Starring: Adelaide Clemens, Kit Harrington, Sean Bean
You may like this if you liked: Silent Hill (Roger Avary, 2006), Insidious (James Wan, 2010), The Woman in Black (James Watkins, 2012)
Right, well after the events of the first film, Heather (Clemens) is now a teenager constantly haunted by darkly disturbing dreams and images which she does not understand. Heather and her father Harry (Bean) are constantly on the run moving from place to place every six months to keep away from a mysterious and dangerous group of people with some stupid name that escapes me. However, when Sean Bean is captured by this group, Heather must, yes that is right, go to Silent Hill to save him as well as finding out the truth of who she really is and fight her demons, literally.
I remember playing the games when they first came out and they were ground breaking for the time. They were beautifully crafted atmospheric experiences that were genuinely haunting. However, history seems to prove that games and films just do not mix. Videogames of films just tend to be shoddy and shameless cash-ins, though Toy Story on the Sega Mega Drive was fantastic. Though games could now be easily described as cinematic, it does not mean they work as films. They are still in my opinion two completely different mediums. This has lead to most game adaptations trying too hard to recreate the excitement and atmosphere of the game and in so doing just becoming an absolute narrative mess. Max Payne, Far Cry, Alone in the Dark, Resident Evil are a few examples. I enjoyed Hitman and thought it was slick fun, but mainly because it focussed on being an action film and left behind the stealth and creativity of the games. Roger Avary had a decent go at the first Silent Hill, though it was overlong, overstuffed and overly average, and despite slightly changing the story he tried to recreate the atmosphere and subtleties that made Silent Hill a genuinely haunting and chilling experience.
Roger Avary was apparently in line to make the sequel, but then the silly sod got put in prison. So British director Michael J. Bassett was enlisted, and his CV was not too bad. Deathwatch was a decent film with an interesting idea and great atmosphere, and Solomon Kane was a little silly but good fun. However, I am sorry to say that Silent Hill: Revelation is just simply awful and fails to work on any levels. Gone is the subtle atmospheric psychological horror to make way for constant over the top as colourful as possible visuals. There was potential here as Bassett obviously has an eye for visual flair. All the various demons and creatures we see are certainly creative, and it is obvious even watching it on DVD where the 3D moments were. This is pretty much constant throughout the narrative and the fact they are permanently there and so OTT makes the experience just venture into farcical silliness. This would be fine and the whole experience would be good silly fun, but everyone involved was too focussed on the visuals they forgot to include an actual good plot. There is a half decent build up that, like I said could have been fun, but the final third is so awful and such a damp squib that you cannot help but feel that you have just wasted the last 60minutes of your life. It does appear that they thought if they throw so many visuals at it that people would forget about a half decent resolution to the plot, which is a little insulting as most film viewers are not that stupid. The half decent cast are all half decent, though Malcolm McDowell must have fallen on very hard times to do the three minutes he turns up for.

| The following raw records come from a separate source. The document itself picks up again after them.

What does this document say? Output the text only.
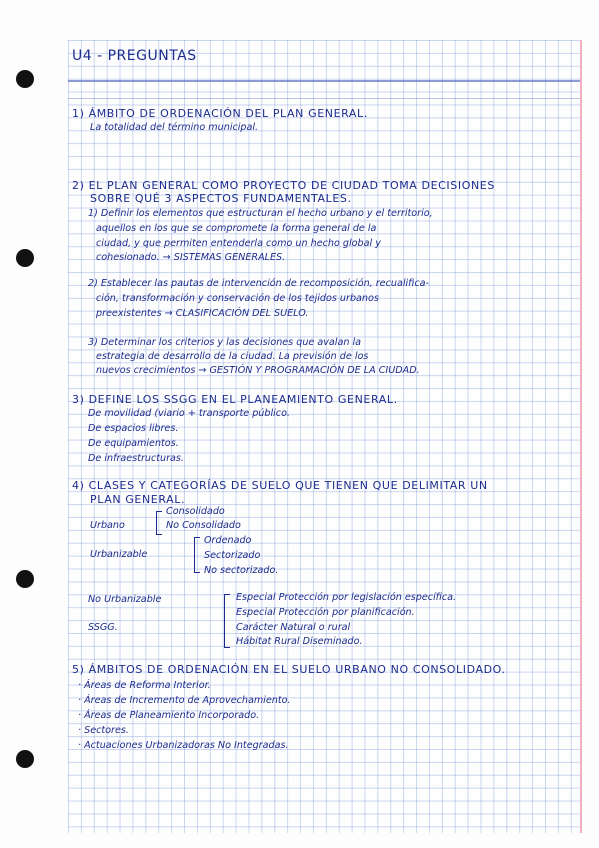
U4 - PREGUNTAS

1) ÁMBITO DE ORDENACIÓN DEL PLAN GENERAL.

La totalidad del término municipal.

2) EL PLAN GENERAL COMO PROYECTO DE CIUDAD TOMA DECISIONES

SOBRE QUÉ 3 ASPECTOS FUNDAMENTALES.

1) Definir los elementos que estructuran el hecho urbano y el territorio,

aquellos en los que se compromete la forma general de la

ciudad, y que permiten entenderla como un hecho global y

cohesionado. → SISTEMAS GENERALES.

2) Establecer las pautas de intervención de recomposición, recualifica-

ción, transformación y conservación de los tejidos urbanos

preexistentes → CLASIFICACIÓN DEL SUELO.

3) Determinar los criterios y las decisiones que avalan la

estrategia de desarrollo de la ciudad. La previsión de los

nuevos crecimientos → GESTIÓN Y PROGRAMACIÓN DE LA CIUDAD.

3) DEFINE LOS SSGG EN EL PLANEAMIENTO GENERAL.

De movilidad (viario + transporte público.

De espacios libres.

De equipamientos.

De infraestructuras.

4) CLASES Y CATEGORÍAS DE SUELO QUE TIENEN QUE DELIMITAR UN

PLAN GENERAL.

Urbano

Consolidado

No Consolidado

Urbanizable

Ordenado

Sectorizado

No sectorizado.

No Urbanizable

SSGG.

Especial Protección por legislación específica.

Especial Protección por planificación.

Carácter Natural o rural

Hábitat Rural Diseminado.

5) ÁMBITOS DE ORDENACIÓN EN EL SUELO URBANO NO CONSOLIDADO.

· Áreas de Reforma Interior.

· Áreas de Incremento de Aprovechamiento.

· Áreas de Planeamiento Incorporado.

· Sectores.

· Actuaciones Urbanizadoras No Integradas.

So once again the film makers have taken what made the video game such an unforgettable experience, threw that in a (metaphorical) bin and turned it into an over the top visual mess with a beyond lazy plot resolution. It almost feels that they assume we will watch a film just because of the title and they don’t have to even make an effort with the story. This is lazy and insulting film making, and a truly terrible waste of 90 minutes.